La modernità de “Le confessioni di un italiano”

Vale per un’intera cultura letteraria una considerazione, assai citata, di Alfonso Berardinelli: «Mi sono accorto tardi di essere italiano». Ci si accorge con sorpresa, per esempio, di come la stessa parola Italia manchi nei titoli del nostro canone sino alla fine del secolo scorso. Le poche eccezioni riguardano per lo più repertori umanistici (scritti dunque in latino) come quelli di Flavio Biondo e Ludovico Antonio Muratori o, certo, la Storia di De Sanctis. Tutti casi, cioè, in cui la definizione dell’italianità passa essenzialmente per un repertorio di testi. Sino a pochissimo tempo fa, insomma, più che geografica l’Italia era un’espressione retorica. (Chissà non sia proprio questa, la ragione della sua scarsa fortuna presso i nostri letterati: da sempre retoricissimi spregiatori della retorica).

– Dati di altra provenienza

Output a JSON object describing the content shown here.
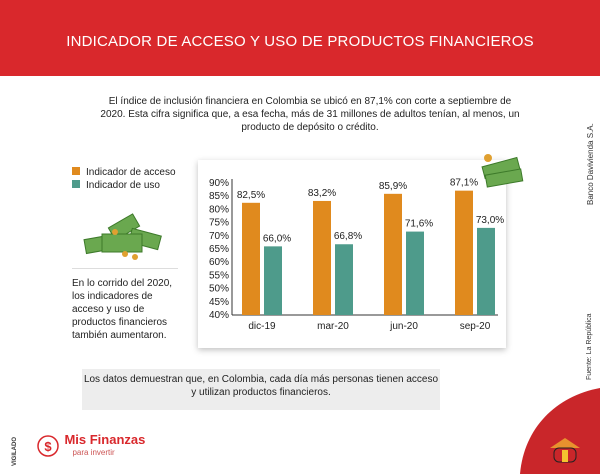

In una delle sue ultime interviste Italo Calvino dichiarava la propria ammirazione per Le confessioni d’un ottuagenario di Ippolito Nievo, «l’unico romanzo italiano dell’Ottocento dotato d’un fascino romanzesco paragonabile a quello che si ritrova con grande abbondanza nelle letteratura straniere». Romanzo-romanzo se ce n’è uno, il libro di Nievo dovrebbe revocare in dubbio il pregiudizio sull’incoercibile inettitudine al romanzo degli scrittori italiani. Fu un caso, a Torino nel giugno del ’57, l’incontro fra Nievo e un «conte russo» che con ogni probabilità era Tolstoj, e sono frutto del caso le non poche coincidenze fra il suo romanzo e Guerra e pace; ma talora le coincidenze indicano misteriose simmetrie.
Ma l’eccezione rappresentata da Nievo è soprattutto antropologica. Non l’Italia infatti: bensì l’Italiano. Si sarà notato come Calvino, invece, citasse il titolo della prima edizione (col quale a volte circola tuttora). Si era trattato, in origine, di una censura politica; solo nel 1931 il testo verrà pubblicato col titolo dell’autore. Assai indicativo del senso del libro, che volendo si può leggere tutto nella sua prima frase: «Io nacqui Veneziano ai 18 Ottobre del 1775, giorno dell’Evangelista San Luca; e morrò per la grazia di Dio Italiano quando lo vorrà quella Provvidenza che governa misteriosamente il mondo».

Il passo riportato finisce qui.